Only five days after George Osborne's Budget handed money back to rich top-rate taxpayers, the Sunday Times published a video showing Tory Treasurer Peter Cruddas promising undercover reporters "premier league access" to David Cameron in return for donations of £250,000.
Within 24 hours Cruddas had resigned and Cameron was being pressured to release details of which particular donors he had wined and dined at Downing Street. A day later, Cameron was forced to reveal a list of "significant donors".
Of course, the irony is that anyone actually wanting to read the Sunday Times article would have to pay to get past their website's online pay wall. It seems Murdoch isn't always against cash for access.
The political crisis unleashed by the Sunday Times story could not have come at a worse time for the Tories. In the same week the Independent ran on its front page a poll suggesting two out of three voters thought the Tories were "the party of the rich". Labour consequently reached a ten-point lead (their highest in seven years), according to a ComRes poll.
But the question left unanswered in much of the media coverage was why the Sunday Times, owned by Rupert Murdoch, had let loose such a vicious attack on the party it is usually so quick to defend.
Would such a story have been pursued without Murdoch's say so? The fact that wealthy donors are regularly invited to dine with senior ministers, including David Cameron, has been publicly advertised and known to journalists for some time, even if the offer of more intimate Downing Street suppers and policy influence implicit in Cruddas's bluster were not. After a year of media scrutiny, Murdoch may have picked his moment to remind the Tories that he still matters.

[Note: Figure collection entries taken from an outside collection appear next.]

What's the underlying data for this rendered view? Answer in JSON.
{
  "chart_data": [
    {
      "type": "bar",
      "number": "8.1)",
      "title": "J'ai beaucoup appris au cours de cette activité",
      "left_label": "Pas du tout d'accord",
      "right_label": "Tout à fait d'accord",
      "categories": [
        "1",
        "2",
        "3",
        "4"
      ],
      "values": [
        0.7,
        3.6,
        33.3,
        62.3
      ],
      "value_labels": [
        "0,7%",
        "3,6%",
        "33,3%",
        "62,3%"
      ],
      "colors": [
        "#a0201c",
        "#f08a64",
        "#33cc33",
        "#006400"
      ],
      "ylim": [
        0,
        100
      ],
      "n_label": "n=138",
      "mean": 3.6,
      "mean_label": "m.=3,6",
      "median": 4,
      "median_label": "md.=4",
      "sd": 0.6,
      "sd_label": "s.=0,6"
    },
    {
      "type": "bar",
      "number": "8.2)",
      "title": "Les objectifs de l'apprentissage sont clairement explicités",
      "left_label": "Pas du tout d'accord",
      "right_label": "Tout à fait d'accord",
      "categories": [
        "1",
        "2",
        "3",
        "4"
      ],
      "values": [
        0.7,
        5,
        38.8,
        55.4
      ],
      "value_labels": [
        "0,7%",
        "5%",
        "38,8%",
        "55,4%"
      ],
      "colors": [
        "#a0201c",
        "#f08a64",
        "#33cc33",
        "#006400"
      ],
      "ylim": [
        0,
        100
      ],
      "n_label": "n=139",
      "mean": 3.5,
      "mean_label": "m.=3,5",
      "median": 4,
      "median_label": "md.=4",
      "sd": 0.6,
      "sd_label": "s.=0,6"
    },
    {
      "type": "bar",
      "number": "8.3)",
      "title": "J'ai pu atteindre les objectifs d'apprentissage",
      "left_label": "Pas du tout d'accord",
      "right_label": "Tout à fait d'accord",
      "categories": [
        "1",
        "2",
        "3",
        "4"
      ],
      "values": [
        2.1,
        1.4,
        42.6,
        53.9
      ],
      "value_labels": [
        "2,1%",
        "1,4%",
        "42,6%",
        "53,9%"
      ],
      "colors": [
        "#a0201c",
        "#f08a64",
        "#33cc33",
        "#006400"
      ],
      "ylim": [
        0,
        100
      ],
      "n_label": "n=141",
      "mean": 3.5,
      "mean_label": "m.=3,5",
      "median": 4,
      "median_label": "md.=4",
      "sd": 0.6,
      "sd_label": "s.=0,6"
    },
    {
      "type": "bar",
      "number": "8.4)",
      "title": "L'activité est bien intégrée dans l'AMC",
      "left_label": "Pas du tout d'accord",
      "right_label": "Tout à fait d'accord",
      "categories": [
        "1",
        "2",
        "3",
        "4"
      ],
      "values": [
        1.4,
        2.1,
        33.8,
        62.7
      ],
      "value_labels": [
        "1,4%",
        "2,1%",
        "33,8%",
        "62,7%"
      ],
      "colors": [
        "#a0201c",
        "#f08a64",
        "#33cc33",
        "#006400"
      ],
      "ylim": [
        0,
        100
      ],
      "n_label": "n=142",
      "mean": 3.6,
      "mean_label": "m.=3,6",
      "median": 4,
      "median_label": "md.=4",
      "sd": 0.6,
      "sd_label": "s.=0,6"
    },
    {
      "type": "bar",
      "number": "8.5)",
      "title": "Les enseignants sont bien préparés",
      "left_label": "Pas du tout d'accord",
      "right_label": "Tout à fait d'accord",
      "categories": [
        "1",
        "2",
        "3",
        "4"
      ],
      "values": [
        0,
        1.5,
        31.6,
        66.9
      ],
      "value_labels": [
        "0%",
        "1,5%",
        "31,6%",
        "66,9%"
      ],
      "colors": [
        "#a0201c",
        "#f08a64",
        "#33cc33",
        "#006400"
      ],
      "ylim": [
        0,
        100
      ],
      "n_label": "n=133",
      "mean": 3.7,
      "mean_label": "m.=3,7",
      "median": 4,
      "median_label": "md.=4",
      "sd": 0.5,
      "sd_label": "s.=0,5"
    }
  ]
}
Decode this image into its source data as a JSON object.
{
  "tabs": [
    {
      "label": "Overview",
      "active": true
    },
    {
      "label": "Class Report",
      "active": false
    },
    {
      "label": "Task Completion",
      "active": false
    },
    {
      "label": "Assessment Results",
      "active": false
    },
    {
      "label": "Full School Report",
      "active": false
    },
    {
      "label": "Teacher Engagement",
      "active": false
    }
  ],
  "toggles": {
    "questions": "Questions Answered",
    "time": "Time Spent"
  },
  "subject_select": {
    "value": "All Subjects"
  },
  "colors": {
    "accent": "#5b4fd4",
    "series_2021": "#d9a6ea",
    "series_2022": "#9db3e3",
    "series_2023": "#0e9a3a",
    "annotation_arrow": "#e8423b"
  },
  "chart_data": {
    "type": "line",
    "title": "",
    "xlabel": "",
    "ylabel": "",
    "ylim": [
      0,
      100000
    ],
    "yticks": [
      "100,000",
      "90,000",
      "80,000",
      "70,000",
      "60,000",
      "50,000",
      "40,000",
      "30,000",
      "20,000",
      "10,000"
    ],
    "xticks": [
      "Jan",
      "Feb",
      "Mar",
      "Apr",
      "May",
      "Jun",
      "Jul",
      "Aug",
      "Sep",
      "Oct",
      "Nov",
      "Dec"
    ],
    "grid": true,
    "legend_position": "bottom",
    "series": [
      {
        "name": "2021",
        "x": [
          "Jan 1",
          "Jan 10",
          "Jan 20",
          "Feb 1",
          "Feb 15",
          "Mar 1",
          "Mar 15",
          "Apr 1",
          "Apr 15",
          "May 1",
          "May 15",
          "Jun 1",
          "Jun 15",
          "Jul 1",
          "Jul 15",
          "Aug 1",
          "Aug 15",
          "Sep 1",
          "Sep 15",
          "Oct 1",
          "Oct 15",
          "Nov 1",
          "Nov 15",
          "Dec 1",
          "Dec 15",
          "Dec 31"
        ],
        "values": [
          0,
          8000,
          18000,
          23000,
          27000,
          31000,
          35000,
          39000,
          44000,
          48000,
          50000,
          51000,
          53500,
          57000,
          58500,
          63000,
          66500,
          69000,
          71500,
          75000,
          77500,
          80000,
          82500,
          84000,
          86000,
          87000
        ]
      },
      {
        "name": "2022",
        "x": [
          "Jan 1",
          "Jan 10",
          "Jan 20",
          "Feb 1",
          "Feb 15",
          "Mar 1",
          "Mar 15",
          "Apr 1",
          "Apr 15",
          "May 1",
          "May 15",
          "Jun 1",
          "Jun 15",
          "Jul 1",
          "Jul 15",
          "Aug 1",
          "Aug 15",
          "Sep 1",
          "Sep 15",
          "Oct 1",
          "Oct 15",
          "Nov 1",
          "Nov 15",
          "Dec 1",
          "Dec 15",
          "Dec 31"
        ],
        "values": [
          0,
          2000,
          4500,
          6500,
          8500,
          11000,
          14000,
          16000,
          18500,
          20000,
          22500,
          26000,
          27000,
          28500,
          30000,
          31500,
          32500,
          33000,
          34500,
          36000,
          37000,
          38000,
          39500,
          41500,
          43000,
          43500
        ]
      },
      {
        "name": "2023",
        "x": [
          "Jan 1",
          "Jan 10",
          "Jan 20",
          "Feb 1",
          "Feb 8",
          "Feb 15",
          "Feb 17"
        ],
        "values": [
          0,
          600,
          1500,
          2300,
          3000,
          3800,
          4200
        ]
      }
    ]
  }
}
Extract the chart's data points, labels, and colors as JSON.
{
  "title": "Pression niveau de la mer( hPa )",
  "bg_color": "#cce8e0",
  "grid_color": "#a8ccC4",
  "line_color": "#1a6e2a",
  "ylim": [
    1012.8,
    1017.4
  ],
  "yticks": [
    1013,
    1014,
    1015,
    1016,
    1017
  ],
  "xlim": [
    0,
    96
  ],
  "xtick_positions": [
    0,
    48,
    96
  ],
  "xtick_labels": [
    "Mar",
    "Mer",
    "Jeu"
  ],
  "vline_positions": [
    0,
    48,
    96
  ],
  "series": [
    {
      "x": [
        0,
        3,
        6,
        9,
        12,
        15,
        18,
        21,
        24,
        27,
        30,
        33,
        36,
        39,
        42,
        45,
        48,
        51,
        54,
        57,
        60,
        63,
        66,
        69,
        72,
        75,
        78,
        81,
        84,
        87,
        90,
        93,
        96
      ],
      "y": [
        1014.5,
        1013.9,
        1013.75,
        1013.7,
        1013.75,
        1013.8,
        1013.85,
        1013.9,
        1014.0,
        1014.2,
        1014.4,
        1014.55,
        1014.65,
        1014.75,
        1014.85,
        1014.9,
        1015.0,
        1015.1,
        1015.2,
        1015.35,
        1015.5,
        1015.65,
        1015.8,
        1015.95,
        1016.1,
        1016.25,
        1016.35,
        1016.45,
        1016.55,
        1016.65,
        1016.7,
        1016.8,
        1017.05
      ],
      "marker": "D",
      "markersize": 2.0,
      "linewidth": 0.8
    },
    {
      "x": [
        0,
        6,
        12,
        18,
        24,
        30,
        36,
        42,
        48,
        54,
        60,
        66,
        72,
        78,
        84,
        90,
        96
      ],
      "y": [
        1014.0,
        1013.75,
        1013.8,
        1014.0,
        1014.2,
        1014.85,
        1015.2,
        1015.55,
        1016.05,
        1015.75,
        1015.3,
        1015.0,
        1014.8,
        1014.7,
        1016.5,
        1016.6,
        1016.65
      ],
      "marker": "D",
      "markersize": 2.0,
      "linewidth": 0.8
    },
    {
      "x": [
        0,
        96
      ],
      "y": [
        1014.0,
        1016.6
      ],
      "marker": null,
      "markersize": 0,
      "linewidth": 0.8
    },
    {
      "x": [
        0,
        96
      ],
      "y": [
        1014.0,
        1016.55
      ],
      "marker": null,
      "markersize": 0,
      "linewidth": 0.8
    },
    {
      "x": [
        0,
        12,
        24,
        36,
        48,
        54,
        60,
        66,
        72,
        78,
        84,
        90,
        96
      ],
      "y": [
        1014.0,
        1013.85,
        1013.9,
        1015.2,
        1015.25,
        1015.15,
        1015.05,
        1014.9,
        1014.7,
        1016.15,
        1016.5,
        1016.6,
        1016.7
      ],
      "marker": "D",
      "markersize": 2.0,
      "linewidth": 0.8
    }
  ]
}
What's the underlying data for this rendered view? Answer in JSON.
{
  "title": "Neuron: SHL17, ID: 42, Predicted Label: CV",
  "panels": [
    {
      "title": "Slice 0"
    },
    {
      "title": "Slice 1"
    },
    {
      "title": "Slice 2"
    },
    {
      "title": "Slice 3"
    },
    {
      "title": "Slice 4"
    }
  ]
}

Over the past year Cameron has time and again been forced to distance himself from various members of the "Chipping Norton set" - both human and equine. In July last year he announced that the Leveson Inquiry would investigate phone hacking and illicit payments to the police. In a speech to parliament he said the inquiry would be "one that is as robust as possible". A month later Cameron reneged on a previous statement and said he regretted ever hiring Andy Coulson, former editor of the News of the World, as his communications director.
It was hard to miss the irony as Murdoch gleefully tweeted after the Sunday Times exposé: "Of course there must be a full independent inquiry on both sides. In great detail, and with consequences. Trust must be established." The Sun led the calls for a public inquiry in its editorial the next day.
The political repercussions of the scandal will be important. Following the resignation of James Murdoch as chairman of News International on the 29 February, and the re-arrest of Rebecca Brooks on 13 March, it is clear that Murdoch will not have meted out all the revenge he would have liked to. Fresh talk of hacking in NDS (a sector of News Corp) underlined the fact that Murdoch's troubles are far from over.
But in a week where the Tories faced outrage over a millionaires' Budget, the hollowness of "caring conservatism" that Cameron once purported to represent, was exposed in the crudest way by the Sunday Times' revelations.
Such infighting in the ruling class brings home even more the impact that national strike action in defence of pensions could have had, and the urgency of getting the unions back in the fight.